7-Eleven fallout: what are the moral obligations on franchisors?

The 7-Eleven franchise group is facing allegations of underpaying staff. AAP/Dan Peled

Franchisors have black and white legal requirements to their franchisees - but do they have a wider moral obligation to them and their staff?

Revelations by Fairfax Media and the ABC’s Four Corners program of 7-Eleven franchisees manipulating employment records and underpaying staff are now being investigated by the Fair Work Ombudsman. The 7-Eleven franchisor has also announced its own independent review headed by former ACCC chairman Allen Fels, to examine the claims, but further media reports have detailed “town hall style” meetings of franchisees and plans of a potential class action.

This case has put the franchising model under the public spotlight, particularly the perceived unfair financial pressures placed on franchisees and, in turn, their staff, to ensure profitable and viable businesses.

Australia has one of the most regulated franchising sectors in the world. The mandatory Franchising Code of Conduct aims to provide a level playing field among franchisees and franchisors. When disputes occur, the Office of the Franchising Mediation Advisor may assist with dispute resolution. But beyond this legal framework how does a franchisor’s moral compass guide their behaviour?

The common defence of franchisors facing such criticism is that the franchisees carry their brand but are independent businesses, and therefore the franchisor is not to blame. Franchisors can claim that they were at all times acting within the Franchising Code of Conduct and in line with their Franchise Agreements and disclosures. How franchisees have acted in their role as businesses and employers is really a matter for them.

While this is true to the letter of the law, will it be enough when a brand is in crisis? Are there wider moral obligations incumbent upon franchisors? Should they go beyond the minimum legal requirements to show leadership in setting the direction and culture for those who are now ambassadors for their brand?

Many franchisors do take this role very seriously and while providing “above and beyond” assistance to franchisees may not be a legal obligation, it does make good business sense. These franchisors pro-actively support all aspects of their franchisees’ operations, not just the core components of their “franchise system” but also the wide range of associated business tasks that a franchisee must manage.

Franchise agreements are, by necessity, “incomplete” contracts to allow maximum flexibility in a dynamic business environment. Whilst franchise agreements specify the legal obligations between franchisors and franchisees and their staff of minimum workplace terms and conditions required under the Fair Work Act, the “big picture” moral obligations are harder to define and measure. But this does not mean that moral responsibility is any less important or integral to long-term sustainable success in franchising.

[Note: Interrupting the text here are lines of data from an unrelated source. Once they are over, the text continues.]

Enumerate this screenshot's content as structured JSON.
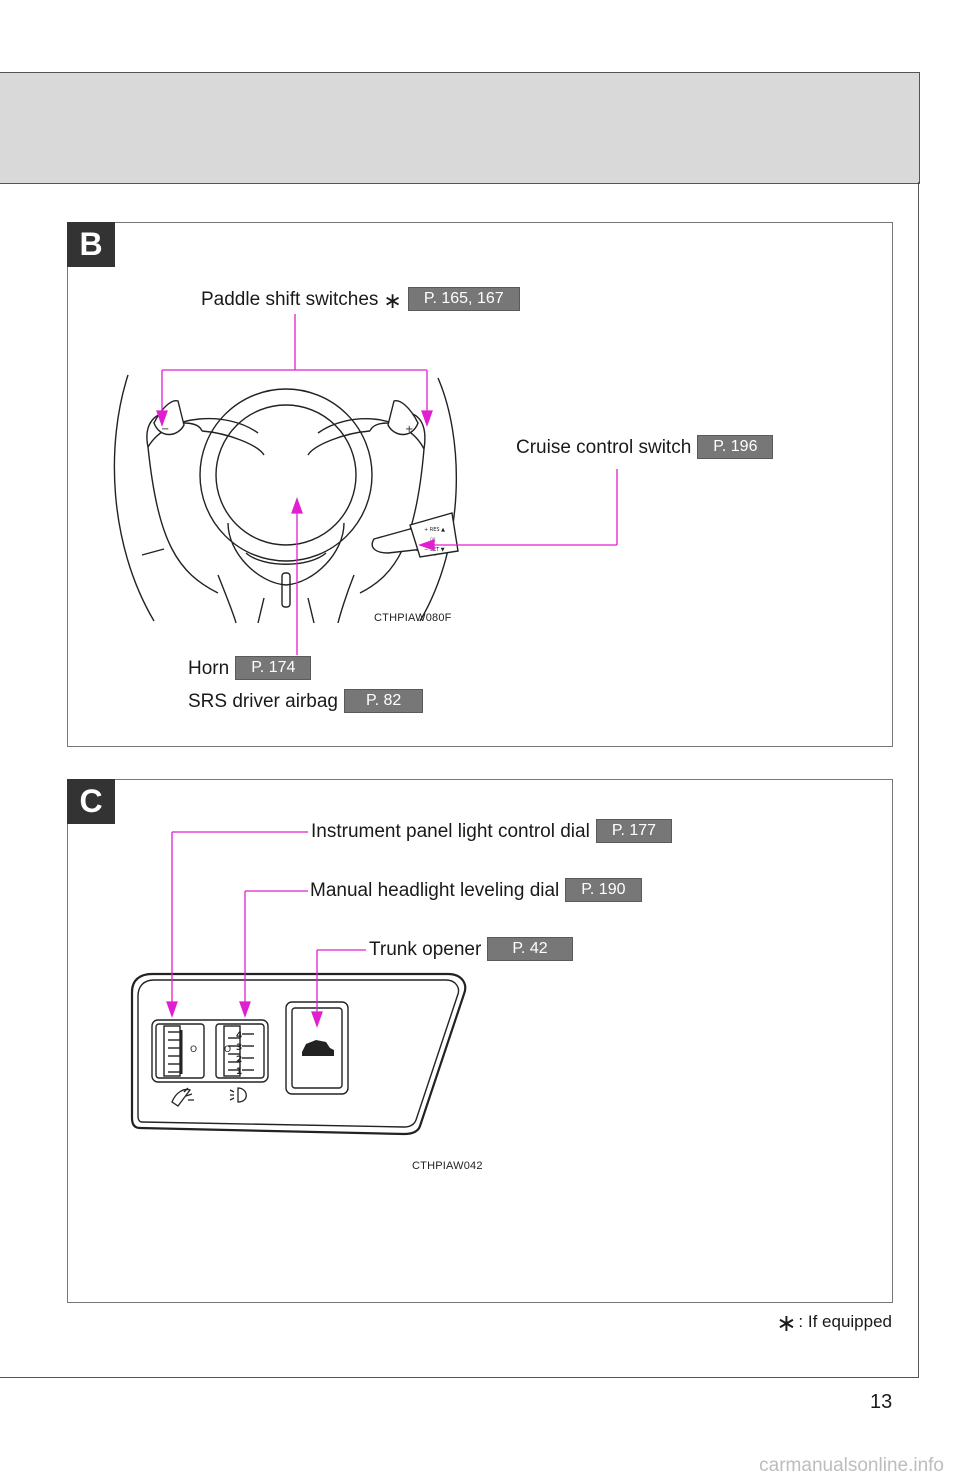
{
  "sections": {
    "b": {
      "tag": "B",
      "paddle_label": "Paddle shift switches",
      "paddle_ref": "P. 165, 167",
      "cruise_label": "Cruise control switch",
      "cruise_ref": "P. 196",
      "horn_label": "Horn",
      "horn_ref": "P. 174",
      "airbag_label": "SRS driver airbag",
      "airbag_ref": "P. 82",
      "figure_code": "CTHPIAW080F",
      "paddle_minus": "−",
      "paddle_plus": "+",
      "cruise_marks": [
        "+ RES ▲",
        "▯▯",
        "− SET ▼"
      ]
    },
    "c": {
      "tag": "C",
      "instrument_label": "Instrument panel light control dial",
      "instrument_ref": "P. 177",
      "leveling_label": "Manual headlight leveling dial",
      "leveling_ref": "P. 190",
      "trunk_label": "Trunk opener",
      "trunk_ref": "P. 42",
      "figure_code": "CTHPIAW042",
      "dial_zero_left": "O",
      "dial_zero_right": "O",
      "dial_numbers": [
        "4",
        "3",
        "2",
        "1"
      ]
    }
  },
  "footnote": {
    "symbol": "∗",
    "text": ": If equipped"
  },
  "page_number": "13",
  "watermark": "carmanualsonline.info",
  "colors": {
    "leader_line": "#e020d0",
    "ref_badge": "#777777",
    "tag_bg": "#333333",
    "header_band": "#d9d9d9"
  }
}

When things go wrong at the franchisee level, it is easy for the franchisor to say that legally “it’s not my problem”. But it IS most definitely their problem in terms of public perception of their business and brand, and also on franchisee and staff recruitment and retention.

By continually monitoring, encouraging and supporting franchisees, from start-up to exit, franchisors are investing in the future health and sustainability of their brand, which is their business equity. By promoting and achieving best practice at every level, they are leading with strength, integrity and transparency and creating the governance standards to ensure a robust and sustainable franchise brand. After all, franchisees place a great deal of trust in their franchisor, sometimes investing their life savings in the franchise, and so they deserve the franchisor’s respect.

This commitment to ongoing leadership and education by franchisors is even more crucial in a franchise network where a large number of franchisees and their staff may come from culturally diverse backgrounds and may not be familiar with the concept of statutorily legislated minimum wages and conditions and structured workplace agreements.

The question of the moral obligation exhibited by franchisors stems back to how they view their corporate responsibility, and if the core values of their business extends beyond profits to care for the workplace and personal well-being of everyone involved with the organisation.

The Fair Work Ombudsman has said it expects franchisors to take more responsibility and pay greater attention to workplace compliance by their franchisees.

It is also worth noting that the Fair Work Ombudsman encourages Proactive Compliance Deeds for businesses to better understand and comply with workplace laws, and to avoid more adversarial measures such as litigation. There is no legal requirement to undertake these deeds, but businesses benefit from improved training, systems, communication, self-auditing and self-resolution and set the standards of best practice for their franchisees and their staff to observe and follow.

A number of franchise groups - including Retail Zoo, Dominos, McDonald’s and Red Rooster - have signed up to this program, showing there is scope in franchising to go beyond what is legally required by demonstrating a moral obligation to promoting ethical corporate behaviour and being an employer of choice.